The advisors of my thesis are Dr.-Ing. Christian Mainka (@CheariX), Dr.-Ing. Vladislav Mladenov (@v_mladenov) and Prof. Dr. Jörg Schwenk (@JoergSchwenk). Huge “Thank you” for your continuous support! 🙂

Introduction

According to the OpenID Connect Core specification, the state value is a recommended value to associate the Authentication Request with the Authentication Response [1, Section 3.1.2.1.]:

RECOMMENDED. Opaque value used to maintain state between the request and the callback. Typically, Cross-Site Request Forgery (CSRF, XSRF) mitigation is done by cryptographically binding the value of this parameter with a browser cookie.

The OIDC Core specification additionally discusses that invalidating state values may prevent token reuse [1, Section 16.9.]:

Alternatively, the server MAY record the state of the use of the token and check the status for each request.

Finally, the OAuth 2.0 Security Best Current Practice draft advises to invalidate state values to prevent leaked state values from being reused [2, Section 4.2.]:

The “state” value SHOULD be invalidated by the client after its first use at the redirection endpoint. If this is implemented, and an attacker receives a token through the Referer header from the client’s web site, the “state” was already used, invalidated by the client and cannot be used again by the attacker.

To sum up: According to the OIDC Core specification, the state value is RECOMMENDED and MAY be a single-usable-value. The OAuth 2.0 Security Best Current Practice draft claims that the state SHOULD be invalidated after it was used once.

Denial-of-Service Amplification

A novel real-life attack scenario if the state is not invalidated is the DoS Amplification attack. Note that this attack’s impact is conditional. For example, this vulnerability has a potentially higher impact in a hosted service than in a self-hosted environment.

Suppose the Service Provider allows reusing the state parameter and does not implement an additional rate-limiting at the redirect_uri endpoint. In that case, it can be exploited as an “amplifying proxy” for Denial-of-Service attacks. This is in some-regards comparable to previously known DNS Amplification Attacks. It has been observed that the outgoing Token Request (back-channel) to the configured Token Endpoint can be multiple times larger than the Authentication Request (front-channel). A malicious actor could utilize this to launch a Denial-of-Service attack and spending limited bandwidth using the Service Provider as an amplifying proxy, as presented in the following: Generic DoS Amplification Flow

An unauthenticated web attacker could only target the configured Identity Provider. A malicious Identity Provider can additionally specify an arbitrary web server as Token Endpoint with a long URL path and issue long Client Credentials on registration (either manual or using OpenID Connect Dynamic Client Registration), resulting in an even larger outgoing request.

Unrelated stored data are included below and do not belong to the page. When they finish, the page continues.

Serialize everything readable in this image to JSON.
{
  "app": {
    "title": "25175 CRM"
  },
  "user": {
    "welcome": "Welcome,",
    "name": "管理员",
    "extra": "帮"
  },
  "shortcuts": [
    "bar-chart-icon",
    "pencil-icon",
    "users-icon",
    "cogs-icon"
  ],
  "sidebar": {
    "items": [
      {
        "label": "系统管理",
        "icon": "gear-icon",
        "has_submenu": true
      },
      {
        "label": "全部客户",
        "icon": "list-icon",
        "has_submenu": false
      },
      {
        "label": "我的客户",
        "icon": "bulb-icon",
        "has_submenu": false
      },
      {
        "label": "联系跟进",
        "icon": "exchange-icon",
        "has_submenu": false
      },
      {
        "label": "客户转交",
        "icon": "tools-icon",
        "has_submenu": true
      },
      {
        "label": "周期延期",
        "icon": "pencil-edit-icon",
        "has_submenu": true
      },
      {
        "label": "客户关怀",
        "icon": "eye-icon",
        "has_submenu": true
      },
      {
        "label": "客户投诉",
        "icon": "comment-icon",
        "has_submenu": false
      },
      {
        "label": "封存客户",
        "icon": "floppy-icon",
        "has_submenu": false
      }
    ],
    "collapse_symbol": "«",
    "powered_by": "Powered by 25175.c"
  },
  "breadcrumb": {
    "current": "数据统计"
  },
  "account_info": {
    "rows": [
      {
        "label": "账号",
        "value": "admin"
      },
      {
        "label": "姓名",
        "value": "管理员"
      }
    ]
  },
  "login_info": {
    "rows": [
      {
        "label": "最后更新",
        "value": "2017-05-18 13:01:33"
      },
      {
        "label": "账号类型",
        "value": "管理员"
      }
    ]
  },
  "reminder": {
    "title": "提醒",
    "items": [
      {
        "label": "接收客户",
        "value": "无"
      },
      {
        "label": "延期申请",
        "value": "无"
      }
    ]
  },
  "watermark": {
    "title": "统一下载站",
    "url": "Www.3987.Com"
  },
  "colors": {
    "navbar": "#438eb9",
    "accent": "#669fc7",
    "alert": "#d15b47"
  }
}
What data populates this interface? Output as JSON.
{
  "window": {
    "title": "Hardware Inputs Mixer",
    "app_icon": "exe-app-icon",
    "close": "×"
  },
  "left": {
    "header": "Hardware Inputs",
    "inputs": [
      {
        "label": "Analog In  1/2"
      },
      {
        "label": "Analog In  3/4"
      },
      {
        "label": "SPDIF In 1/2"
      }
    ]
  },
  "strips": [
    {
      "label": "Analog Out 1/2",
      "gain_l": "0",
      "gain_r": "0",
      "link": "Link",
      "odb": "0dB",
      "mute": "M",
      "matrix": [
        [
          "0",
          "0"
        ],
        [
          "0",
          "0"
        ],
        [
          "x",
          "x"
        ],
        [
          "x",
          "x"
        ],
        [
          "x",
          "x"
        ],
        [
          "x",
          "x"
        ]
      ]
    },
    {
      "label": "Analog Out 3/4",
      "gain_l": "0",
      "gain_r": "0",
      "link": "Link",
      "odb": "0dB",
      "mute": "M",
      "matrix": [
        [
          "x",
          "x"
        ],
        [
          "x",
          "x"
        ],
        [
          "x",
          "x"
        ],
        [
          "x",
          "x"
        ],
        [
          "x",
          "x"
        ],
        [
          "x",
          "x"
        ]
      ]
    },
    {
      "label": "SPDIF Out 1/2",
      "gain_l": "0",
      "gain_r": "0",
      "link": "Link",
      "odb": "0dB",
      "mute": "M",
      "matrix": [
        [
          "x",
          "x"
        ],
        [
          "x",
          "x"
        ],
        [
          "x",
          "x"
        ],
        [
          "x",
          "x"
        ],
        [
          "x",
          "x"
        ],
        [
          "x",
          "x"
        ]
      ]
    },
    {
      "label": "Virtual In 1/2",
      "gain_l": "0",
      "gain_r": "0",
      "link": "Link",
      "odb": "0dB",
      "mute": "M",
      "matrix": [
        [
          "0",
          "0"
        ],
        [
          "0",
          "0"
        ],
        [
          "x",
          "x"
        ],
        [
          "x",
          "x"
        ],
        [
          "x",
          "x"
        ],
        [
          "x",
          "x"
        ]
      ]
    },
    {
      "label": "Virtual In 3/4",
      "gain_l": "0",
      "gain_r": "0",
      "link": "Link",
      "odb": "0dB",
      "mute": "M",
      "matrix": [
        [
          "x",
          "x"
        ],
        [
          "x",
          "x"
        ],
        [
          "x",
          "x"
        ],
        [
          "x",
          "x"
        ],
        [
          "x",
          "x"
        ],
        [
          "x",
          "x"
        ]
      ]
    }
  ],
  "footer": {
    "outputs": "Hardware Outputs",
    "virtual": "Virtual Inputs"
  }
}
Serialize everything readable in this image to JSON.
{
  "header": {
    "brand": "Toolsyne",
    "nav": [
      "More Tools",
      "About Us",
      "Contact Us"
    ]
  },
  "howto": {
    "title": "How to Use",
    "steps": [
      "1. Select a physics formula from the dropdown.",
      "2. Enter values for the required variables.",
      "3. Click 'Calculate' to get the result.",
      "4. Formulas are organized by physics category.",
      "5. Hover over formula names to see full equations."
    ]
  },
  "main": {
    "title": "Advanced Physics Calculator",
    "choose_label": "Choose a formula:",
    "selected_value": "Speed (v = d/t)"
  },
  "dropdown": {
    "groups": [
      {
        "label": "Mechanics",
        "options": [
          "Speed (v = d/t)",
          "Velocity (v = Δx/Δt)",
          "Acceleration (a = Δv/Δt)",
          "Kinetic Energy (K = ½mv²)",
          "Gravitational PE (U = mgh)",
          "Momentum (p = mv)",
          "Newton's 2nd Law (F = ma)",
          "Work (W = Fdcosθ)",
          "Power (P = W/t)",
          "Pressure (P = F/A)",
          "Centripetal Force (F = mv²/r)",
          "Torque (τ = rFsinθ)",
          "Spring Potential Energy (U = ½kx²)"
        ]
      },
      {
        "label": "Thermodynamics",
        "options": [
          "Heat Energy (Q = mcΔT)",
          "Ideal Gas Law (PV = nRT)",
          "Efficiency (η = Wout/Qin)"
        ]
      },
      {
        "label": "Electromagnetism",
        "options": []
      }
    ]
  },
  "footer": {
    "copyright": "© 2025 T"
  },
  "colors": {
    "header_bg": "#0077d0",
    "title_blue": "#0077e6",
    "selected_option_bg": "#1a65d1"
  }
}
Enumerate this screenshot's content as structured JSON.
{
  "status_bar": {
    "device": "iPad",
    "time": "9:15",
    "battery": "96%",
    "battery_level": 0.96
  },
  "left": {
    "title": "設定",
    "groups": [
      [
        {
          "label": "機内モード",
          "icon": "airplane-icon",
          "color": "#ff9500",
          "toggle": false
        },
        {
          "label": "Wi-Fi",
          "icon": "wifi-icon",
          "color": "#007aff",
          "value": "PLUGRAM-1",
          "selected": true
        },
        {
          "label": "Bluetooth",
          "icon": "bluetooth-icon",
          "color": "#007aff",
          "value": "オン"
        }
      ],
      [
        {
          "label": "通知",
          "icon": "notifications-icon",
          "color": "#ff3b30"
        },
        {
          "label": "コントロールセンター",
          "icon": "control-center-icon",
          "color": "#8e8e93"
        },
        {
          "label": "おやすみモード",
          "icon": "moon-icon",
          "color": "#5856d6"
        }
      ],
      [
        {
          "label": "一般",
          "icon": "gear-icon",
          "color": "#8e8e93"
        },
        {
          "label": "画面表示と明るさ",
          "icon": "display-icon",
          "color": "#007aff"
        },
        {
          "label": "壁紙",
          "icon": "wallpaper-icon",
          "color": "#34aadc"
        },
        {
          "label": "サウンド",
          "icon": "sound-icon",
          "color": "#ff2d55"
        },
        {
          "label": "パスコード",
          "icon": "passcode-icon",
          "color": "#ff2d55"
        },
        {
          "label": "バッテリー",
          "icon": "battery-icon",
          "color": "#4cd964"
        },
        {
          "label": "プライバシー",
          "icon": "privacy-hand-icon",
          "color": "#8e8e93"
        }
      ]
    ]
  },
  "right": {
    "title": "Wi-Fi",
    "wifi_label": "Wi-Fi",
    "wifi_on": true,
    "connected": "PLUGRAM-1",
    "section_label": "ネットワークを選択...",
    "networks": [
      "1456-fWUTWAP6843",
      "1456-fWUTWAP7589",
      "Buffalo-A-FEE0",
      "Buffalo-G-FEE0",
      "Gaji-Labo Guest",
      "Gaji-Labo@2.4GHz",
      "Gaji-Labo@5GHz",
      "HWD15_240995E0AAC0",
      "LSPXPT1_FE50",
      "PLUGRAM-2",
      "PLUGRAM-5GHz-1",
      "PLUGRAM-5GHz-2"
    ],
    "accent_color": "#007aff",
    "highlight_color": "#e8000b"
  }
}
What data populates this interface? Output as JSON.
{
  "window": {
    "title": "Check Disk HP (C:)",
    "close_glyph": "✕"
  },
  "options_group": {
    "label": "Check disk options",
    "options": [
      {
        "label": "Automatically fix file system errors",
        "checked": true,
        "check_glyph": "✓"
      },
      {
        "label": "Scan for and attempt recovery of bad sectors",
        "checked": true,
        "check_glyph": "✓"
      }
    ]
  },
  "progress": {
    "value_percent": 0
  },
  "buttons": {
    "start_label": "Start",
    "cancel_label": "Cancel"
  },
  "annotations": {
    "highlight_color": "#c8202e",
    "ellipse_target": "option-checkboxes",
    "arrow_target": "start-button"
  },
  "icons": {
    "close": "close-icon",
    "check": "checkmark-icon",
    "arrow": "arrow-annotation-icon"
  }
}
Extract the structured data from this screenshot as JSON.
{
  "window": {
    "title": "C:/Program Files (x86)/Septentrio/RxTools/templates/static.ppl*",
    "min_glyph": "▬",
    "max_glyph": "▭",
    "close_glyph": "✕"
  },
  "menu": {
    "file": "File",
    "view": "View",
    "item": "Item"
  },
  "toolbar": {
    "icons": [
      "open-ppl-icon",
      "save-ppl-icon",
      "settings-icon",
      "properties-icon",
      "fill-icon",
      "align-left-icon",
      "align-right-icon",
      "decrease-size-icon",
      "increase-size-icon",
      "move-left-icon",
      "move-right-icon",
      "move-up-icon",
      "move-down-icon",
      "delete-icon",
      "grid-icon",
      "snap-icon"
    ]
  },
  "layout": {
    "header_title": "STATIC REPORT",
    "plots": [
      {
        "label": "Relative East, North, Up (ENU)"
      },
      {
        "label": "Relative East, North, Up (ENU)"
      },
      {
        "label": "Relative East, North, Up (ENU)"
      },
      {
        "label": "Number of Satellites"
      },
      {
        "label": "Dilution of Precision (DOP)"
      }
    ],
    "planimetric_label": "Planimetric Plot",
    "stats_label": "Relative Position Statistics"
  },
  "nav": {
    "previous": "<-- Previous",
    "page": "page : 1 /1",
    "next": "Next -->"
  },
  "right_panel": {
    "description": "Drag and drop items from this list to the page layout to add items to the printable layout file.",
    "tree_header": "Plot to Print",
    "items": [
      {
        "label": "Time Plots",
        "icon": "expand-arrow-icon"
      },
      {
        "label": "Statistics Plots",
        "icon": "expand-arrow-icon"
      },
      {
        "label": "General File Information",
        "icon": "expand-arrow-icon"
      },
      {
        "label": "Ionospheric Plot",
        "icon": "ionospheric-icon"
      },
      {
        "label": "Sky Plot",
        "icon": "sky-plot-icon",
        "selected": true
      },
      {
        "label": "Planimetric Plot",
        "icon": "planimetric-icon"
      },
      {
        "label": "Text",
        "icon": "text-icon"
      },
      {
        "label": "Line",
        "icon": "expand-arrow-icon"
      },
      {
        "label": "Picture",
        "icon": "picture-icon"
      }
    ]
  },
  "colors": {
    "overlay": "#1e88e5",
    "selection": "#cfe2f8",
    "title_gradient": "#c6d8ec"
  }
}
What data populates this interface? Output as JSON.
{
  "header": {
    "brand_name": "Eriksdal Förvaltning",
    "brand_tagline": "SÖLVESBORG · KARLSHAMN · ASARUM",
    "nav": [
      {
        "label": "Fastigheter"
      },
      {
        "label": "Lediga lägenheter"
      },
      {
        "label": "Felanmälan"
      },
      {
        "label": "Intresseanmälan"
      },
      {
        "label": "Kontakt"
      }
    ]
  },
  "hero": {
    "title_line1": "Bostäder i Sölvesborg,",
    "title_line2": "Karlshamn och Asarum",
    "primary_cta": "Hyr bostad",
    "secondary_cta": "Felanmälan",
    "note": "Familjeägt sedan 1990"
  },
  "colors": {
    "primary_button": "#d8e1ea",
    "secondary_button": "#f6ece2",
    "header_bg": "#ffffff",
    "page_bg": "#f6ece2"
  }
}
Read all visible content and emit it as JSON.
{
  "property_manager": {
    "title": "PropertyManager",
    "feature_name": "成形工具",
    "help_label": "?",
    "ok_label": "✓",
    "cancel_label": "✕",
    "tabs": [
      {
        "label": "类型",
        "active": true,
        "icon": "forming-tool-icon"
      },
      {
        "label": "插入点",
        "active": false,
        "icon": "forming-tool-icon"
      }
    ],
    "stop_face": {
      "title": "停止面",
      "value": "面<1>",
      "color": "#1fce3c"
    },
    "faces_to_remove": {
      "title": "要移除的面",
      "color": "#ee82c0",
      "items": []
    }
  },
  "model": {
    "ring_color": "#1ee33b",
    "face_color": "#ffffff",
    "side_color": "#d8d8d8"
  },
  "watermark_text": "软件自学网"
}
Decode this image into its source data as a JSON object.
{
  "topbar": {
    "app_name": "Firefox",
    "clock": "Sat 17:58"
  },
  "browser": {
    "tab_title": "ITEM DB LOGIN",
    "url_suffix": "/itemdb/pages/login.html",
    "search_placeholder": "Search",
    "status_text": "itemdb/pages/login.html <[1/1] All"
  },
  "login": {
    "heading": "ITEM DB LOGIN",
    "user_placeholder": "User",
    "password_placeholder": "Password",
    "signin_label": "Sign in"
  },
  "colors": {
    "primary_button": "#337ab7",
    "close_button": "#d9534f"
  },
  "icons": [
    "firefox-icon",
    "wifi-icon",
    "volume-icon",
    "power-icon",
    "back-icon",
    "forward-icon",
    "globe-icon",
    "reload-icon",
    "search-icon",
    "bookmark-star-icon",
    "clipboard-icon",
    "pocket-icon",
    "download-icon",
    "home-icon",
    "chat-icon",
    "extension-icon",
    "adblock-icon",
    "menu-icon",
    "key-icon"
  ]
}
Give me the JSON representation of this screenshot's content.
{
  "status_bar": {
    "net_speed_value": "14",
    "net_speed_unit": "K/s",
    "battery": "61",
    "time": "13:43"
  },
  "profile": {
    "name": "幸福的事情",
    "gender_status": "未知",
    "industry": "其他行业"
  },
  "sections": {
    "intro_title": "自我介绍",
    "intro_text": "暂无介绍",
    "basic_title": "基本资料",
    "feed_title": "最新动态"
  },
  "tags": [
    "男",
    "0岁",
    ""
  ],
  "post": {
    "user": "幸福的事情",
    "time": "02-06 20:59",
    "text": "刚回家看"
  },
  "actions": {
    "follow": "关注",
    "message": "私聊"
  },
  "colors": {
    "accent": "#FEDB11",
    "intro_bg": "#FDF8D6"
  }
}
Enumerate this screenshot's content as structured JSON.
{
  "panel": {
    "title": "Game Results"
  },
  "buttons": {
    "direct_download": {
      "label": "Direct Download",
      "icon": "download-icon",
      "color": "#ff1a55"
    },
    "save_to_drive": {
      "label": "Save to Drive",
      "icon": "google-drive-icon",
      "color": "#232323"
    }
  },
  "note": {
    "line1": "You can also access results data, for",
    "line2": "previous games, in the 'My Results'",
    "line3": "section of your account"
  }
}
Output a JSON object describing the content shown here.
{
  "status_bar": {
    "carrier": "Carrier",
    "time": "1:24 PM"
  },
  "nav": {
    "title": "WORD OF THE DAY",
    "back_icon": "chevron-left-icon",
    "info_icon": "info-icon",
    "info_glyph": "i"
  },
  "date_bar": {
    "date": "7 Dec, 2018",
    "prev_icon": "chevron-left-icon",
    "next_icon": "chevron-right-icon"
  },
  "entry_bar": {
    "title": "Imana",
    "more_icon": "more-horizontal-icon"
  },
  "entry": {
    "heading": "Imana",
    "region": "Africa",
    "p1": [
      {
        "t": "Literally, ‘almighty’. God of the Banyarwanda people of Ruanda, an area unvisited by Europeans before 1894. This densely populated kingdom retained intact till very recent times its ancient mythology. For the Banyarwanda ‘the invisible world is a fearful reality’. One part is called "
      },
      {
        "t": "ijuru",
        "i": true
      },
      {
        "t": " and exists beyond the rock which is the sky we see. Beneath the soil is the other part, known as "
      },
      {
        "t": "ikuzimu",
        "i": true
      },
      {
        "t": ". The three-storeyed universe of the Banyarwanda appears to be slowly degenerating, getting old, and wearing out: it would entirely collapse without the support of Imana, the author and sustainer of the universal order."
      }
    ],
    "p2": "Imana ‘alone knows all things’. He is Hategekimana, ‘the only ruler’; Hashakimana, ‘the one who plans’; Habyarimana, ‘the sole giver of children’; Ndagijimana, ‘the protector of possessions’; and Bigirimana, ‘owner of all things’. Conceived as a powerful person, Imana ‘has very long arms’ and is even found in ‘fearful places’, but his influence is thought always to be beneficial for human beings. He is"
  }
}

If there is no rate limiting at the redirect_uri endpoint, the attacker could continuously replay the Authentication Response including the valid state, resulting in large outgoing Token Requests on each try.

Example: Keycloak (CVE-2020-14302)

Keycloak is an open-source Identity and Access Management Software (IAM) maintained by Red Hat. In addition, Keycloak is used as the base for Red Hat’s Red Hat Single Sign-On.

Attacker Model

Two attacker models could be considered (three if you also consider the high privileged malicious administrative user). A web attacker having no influence on the target of the Token Request could only target the already configured Identity Provider. A malicious Identity Provider using the OpenID Connect Discovery could additionally target arbitrary web servers accessible for the Service Provider.

Description

Keycloak as Service Provider provides dedicated redirect_uris for each Identity Provider: https://keycloak.local/auth/realms/{realm}/broker/{alias}/endpoint.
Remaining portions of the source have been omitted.